As a member of the Koyukon Athabascan tribe from the Middle Yukon region of Alaska, Kelliher follows Redvers in being the second faculty that Warne has recruited to UND in 24 months from the higher latitudes of North America.
All of which begs the question: why UND?
“Because North Dakota has excellent Indigenous scholars!” smiled Kelliher in a matter-of-fact sort of way. “The key to me here is excellent cohorts, mentors, and mentees. The additional piece is that Grand Forks is a right-sized community with the right amount of enthusiasm and support to actually translate knowledge into action and affect outcomes.”
UND’s reputation is “renowned nationwide” for being a center for excellence and a model for training future physicians, particularly those who are Indigenous, said Kelliher.
“I’m a board member of the Association of American Indian Physicians, and I’ve worked with Dr. Warne at the traditional Indian medicine cross-cultural workshops, that the AAIP holds each April, for years,” she said. “At that time I was really impressed with his scholastic approach to traditional medicine and his ability to explain and validate sacred things that can sometimes be difficult for our communities to translate into academics. It’s that kind of work by Drs. Redvers and Warne in particular that impressed me most.”
Redvers agreed, noting that she had just passed the two-year anniversary of being in the U.S.
“It was definitely a large move for my family and me from northern Canada, but the prospect of being a part of the first Indigenous Health Ph.D. program, and supporting the efforts in Indigenous health widely, were a large draw for me,” she added. “It’s one thing for an institution to say they support Indigenous health initiatives and scholarship and another to act and open those doors for faculty and students. We have seen UND walk the walk on these commitments to diversity here at the SMHS, and I am very proud to see the Department of Indigenous Health take shape.”
All of which makes what’s shaping up at the School of Medicine & Health Sciences unprecedented indeed.
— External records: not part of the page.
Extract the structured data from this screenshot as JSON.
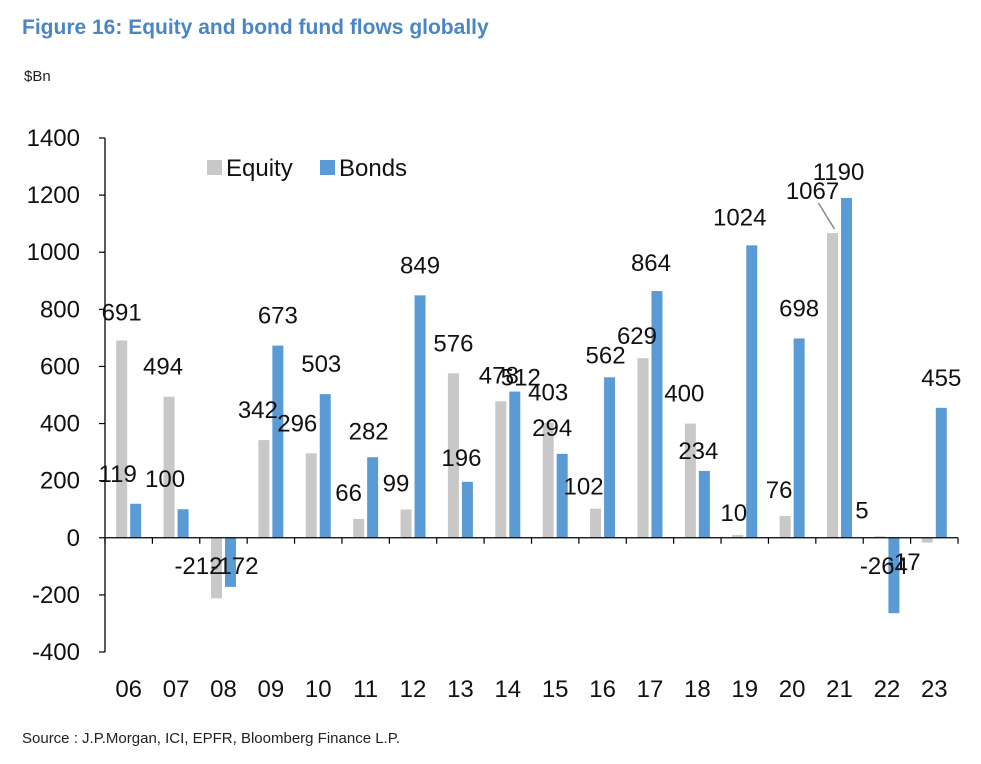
{
  "figure": {
    "title": "Figure 16: Equity and bond fund flows globally",
    "unit": "$Bn",
    "source": "Source : J.P.Morgan, ICI, EPFR, Bloomberg Finance L.P."
  },
  "colors": {
    "equity": "#c8c8c8",
    "bonds": "#5b9bd5",
    "title": "#4a86c5",
    "axis": "#000000"
  },
  "chart_data": {
    "type": "bar",
    "title": "Figure 16: Equity and bond fund flows globally",
    "ylabel": "$Bn",
    "xlabel": "",
    "ylim": [
      -400,
      1400
    ],
    "yticks": [
      1400,
      1200,
      1000,
      800,
      600,
      400,
      200,
      0,
      -200,
      -400
    ],
    "categories": [
      "06",
      "07",
      "08",
      "09",
      "10",
      "11",
      "12",
      "13",
      "14",
      "15",
      "16",
      "17",
      "18",
      "19",
      "20",
      "21",
      "22",
      "23"
    ],
    "series": [
      {
        "name": "Equity",
        "color": "#c8c8c8",
        "values": [
          691,
          494,
          -212,
          342,
          296,
          66,
          99,
          576,
          478,
          403,
          102,
          629,
          400,
          10,
          76,
          1067,
          5,
          -17
        ]
      },
      {
        "name": "Bonds",
        "color": "#5b9bd5",
        "values": [
          119,
          100,
          -172,
          673,
          503,
          282,
          849,
          196,
          512,
          294,
          562,
          864,
          234,
          1024,
          698,
          1190,
          -264,
          455
        ]
      }
    ],
    "legend": {
      "position": "top-left"
    },
    "grid": false
  }
}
“We need to build the evidence base of culturally relevant interventions to improve health outcomes, which can lead to more resources for our communities to implement effective health programs,” concluded Warne, an enrolled member of the Oglala Lakota Tribe in Pine Ridge, S.D. “The other focus of this program will be to provide research mentorship to early career faculty and to establish them as independent investigators. This will lead to ripple effects in terms of additional grants, studies, resources, and programs through UND.”